Besides, you need to have your savings statements and an interest statement that reflects how much was your interest income in the previous year. Remember, these documents are for your reference while filing tax returns and none of these documents needs to be attached with the form.
MAKE YOUR DISCLOSURES
You are also obliged to make disclosures in the following cases: If you have invested more than Rs 2 lakh in mutual funds, withdrawn over Rs 10 lakh in cash from your savings account or if you have purchased bonds worth more than Rs 5 lakh. You also need to furnish details of your immovable property if they exceed Rs 30 lakh, to disclose the acquisition of shares beyond Rs 1 lakh and an aggregate payment of Rs 2 lakh or more via a credit card.
BE AWARE OF DEDUCTIONS
To avail of the legal deductions, financial planners advise that you should acquaint yourself with the terms of section 80 of the Income-tax Act 1961. Tax breaks are available on both incomes and payments. For instance, you are eligible for a deduction for the premium paid towards your life insurance policy, or if you have contributed to funds such as the provident fund set up by the government, or for that matter, deployed funds in the pension scheme set up by the Central government or a superannuation fund. The deduction on medical insurance premium and on medical treatment are beneficial for the elderly. There is, however, an upper limit to the deductions possible.

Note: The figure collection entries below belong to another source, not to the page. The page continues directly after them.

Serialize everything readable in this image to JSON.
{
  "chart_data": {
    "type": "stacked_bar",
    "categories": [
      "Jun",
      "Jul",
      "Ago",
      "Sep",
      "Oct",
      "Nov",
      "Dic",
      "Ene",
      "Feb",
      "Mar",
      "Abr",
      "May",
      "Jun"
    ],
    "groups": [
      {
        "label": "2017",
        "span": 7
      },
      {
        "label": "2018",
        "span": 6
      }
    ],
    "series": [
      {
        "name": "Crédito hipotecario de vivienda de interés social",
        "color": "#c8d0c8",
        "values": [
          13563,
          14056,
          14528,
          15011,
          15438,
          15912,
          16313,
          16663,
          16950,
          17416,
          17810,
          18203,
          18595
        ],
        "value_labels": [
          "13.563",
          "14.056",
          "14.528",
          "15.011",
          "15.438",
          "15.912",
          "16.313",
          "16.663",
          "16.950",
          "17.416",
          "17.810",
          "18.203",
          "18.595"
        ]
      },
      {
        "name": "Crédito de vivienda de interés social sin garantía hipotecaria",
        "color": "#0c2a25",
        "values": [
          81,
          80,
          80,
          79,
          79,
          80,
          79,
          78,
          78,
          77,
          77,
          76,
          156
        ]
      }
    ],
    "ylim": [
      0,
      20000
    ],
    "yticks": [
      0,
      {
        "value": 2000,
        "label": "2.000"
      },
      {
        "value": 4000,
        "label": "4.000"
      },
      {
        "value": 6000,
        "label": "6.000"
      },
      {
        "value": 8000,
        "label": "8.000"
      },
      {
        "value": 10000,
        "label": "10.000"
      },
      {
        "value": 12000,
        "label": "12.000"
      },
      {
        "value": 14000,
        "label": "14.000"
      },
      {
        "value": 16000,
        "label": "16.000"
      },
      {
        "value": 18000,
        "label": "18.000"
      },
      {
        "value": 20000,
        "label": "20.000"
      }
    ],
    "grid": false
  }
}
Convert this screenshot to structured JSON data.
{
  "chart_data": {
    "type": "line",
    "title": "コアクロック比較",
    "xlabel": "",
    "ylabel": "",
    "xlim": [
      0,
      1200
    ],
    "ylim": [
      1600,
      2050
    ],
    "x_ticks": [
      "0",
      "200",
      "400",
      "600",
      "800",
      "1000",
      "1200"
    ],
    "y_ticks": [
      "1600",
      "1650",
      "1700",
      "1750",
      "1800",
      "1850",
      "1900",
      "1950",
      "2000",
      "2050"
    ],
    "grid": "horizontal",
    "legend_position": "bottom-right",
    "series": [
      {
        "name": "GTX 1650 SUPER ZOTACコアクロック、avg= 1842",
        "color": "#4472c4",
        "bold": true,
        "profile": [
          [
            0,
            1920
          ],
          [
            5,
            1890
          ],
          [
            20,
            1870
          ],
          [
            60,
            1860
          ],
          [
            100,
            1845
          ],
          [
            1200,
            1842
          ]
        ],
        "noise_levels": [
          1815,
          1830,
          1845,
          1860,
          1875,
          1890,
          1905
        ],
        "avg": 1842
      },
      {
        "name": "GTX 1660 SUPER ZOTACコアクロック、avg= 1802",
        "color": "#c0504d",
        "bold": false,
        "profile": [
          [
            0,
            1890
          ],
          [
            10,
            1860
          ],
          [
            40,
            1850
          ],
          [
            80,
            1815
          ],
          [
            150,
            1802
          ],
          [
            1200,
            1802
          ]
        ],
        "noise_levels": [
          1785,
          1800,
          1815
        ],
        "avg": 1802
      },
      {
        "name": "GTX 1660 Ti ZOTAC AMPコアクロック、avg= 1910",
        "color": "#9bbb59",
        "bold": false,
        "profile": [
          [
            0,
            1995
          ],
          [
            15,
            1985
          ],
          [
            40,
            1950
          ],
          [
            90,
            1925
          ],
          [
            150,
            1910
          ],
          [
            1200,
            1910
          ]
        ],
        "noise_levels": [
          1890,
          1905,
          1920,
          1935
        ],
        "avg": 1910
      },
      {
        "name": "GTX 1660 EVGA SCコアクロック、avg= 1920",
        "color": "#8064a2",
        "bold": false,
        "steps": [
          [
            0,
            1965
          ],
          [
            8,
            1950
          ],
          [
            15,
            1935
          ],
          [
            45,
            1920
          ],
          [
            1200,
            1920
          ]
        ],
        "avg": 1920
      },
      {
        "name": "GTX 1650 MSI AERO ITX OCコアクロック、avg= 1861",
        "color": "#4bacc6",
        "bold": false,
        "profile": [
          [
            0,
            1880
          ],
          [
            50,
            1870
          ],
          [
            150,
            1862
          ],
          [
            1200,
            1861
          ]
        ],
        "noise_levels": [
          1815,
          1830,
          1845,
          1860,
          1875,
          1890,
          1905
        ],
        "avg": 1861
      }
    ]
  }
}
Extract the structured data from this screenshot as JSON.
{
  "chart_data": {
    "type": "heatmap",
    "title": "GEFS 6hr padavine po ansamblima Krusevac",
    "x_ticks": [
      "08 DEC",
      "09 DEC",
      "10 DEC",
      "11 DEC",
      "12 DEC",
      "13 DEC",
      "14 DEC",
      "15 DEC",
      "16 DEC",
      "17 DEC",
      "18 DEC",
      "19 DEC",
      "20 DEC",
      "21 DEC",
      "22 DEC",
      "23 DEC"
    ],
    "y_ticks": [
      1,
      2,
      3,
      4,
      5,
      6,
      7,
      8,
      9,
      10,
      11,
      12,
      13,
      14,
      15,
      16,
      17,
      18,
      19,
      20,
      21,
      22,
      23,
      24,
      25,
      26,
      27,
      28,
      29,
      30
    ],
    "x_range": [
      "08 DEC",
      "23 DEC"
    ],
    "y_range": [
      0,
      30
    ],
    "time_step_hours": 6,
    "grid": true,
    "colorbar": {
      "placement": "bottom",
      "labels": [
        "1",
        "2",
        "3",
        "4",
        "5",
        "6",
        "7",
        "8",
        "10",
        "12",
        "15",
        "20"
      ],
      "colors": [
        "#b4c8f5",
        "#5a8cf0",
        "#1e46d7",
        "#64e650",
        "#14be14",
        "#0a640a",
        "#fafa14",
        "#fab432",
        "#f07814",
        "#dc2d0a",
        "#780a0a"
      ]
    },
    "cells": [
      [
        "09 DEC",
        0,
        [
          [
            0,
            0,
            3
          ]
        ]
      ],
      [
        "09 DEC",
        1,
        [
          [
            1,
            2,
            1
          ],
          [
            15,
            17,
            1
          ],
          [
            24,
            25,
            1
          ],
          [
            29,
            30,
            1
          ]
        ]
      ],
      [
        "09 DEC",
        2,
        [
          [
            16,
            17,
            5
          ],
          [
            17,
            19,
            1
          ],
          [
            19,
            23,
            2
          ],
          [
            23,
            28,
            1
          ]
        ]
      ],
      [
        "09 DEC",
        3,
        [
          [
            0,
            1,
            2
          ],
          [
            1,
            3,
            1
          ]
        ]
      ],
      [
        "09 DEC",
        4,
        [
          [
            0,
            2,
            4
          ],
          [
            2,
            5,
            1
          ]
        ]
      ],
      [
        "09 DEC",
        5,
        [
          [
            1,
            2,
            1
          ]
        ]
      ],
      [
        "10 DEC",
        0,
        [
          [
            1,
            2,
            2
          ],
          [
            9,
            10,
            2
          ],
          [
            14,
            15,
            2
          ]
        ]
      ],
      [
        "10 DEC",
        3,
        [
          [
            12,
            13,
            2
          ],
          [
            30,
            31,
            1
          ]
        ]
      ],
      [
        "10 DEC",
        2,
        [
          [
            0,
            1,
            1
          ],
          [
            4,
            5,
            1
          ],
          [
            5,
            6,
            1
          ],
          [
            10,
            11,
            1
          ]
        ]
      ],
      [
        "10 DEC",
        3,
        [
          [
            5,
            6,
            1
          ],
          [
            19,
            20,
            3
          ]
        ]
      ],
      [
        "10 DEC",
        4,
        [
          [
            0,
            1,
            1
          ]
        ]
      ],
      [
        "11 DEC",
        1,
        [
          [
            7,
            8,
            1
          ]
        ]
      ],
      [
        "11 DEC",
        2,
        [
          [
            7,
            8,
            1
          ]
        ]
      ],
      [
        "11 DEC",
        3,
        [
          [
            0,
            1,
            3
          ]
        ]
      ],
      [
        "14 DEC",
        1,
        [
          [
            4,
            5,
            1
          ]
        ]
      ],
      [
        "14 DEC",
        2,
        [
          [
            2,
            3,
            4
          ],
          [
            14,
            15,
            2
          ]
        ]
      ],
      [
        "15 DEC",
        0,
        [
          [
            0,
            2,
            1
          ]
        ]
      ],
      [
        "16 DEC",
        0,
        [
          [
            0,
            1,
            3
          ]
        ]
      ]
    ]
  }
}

FILING AND SUBMITTING THE FORM
For your own benefit, the form should be filled accurately, if possible without any overwriting. You should re-check details, particularly where you quote your Permanent Account Number (PAN) and Transaction Authentic Number (TAN). The forms can be filled and submitted on paper at the income-tax office or at specified post offices or digitally (it is, however, mandatory to have a digital signature) or as a combination of both, in which case there are more procedures for verification involved.
You should try to follow, as much as possible, the calculation methods which are described in the form itself. Also, remember to get an acknowledgement slip in every case. The final date for filing tax returns is July 31. If you don’t want to file the returns on your own, you can hire the services of a government-trained tax return preparer or a chartered accountant. If you delay filing your tax returns beyond July 31, an interest of 1% per month will be charged.